Bermudez-Lekerika Paola et al
Abstract
Low back pain is a highly prevalent, chronic, and costly medical condition predominantly triggered by intervertebral disc degeneration (IDD). IDD is often caused by structural and biochemical changes in intervertebral discs (IVD) that prompt a pathologic shift from an anabolic to catabolic state, affecting extracellular matrix (ECM) production, enzyme generation, cytokine and chemokine production, neurotrophic and angiogenic factor production. The IVD is an immune-privileged organ. However, during degeneration immune cells and inflammatory factors can infiltrate through defects in the cartilage endplate and annulus fibrosus fissures, further accelerating the catabolic environment. Remarkably, though, catabolic ECM disruption also occurs in the absence of immune cell infiltration, largely due to native disc cell production of catabolic enzymes and cytokines.
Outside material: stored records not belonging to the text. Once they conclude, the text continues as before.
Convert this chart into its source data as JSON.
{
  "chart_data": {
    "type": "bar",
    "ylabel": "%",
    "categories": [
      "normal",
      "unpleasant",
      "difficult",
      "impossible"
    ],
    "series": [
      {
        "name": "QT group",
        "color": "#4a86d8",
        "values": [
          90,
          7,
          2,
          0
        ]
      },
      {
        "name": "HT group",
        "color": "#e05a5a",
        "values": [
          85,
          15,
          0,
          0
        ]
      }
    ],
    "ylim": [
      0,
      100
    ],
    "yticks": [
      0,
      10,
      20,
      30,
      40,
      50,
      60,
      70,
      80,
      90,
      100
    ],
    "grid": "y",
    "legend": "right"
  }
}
An unbalanced metabolism could be induced by many different factors, including a harsh microenvironment, biomechanical cues, genetics, and infection. The complex, multifactorial nature of IDD brings the challenge of identifying key factors which initiate the degenerative cascade, eventually leading to back pain. These factors are often investigated through methods including animal models, 3D cell culture, bioreactors, and computational models. However, the crosstalk between the IVD, immune system, and shifted metabolism is frequently misconstrued, often with the assumption that the presence of cytokines and chemokines is synonymous to inflammation or an immune response, which is not true for the intact disc. Therefore, this review will tackle immunomodulatory and IVD cell roles in IDD, clarifying the differences between cellular involvements and implications for therapeutic development and assessing models used to explore inflammatory or catabolic IVD environments.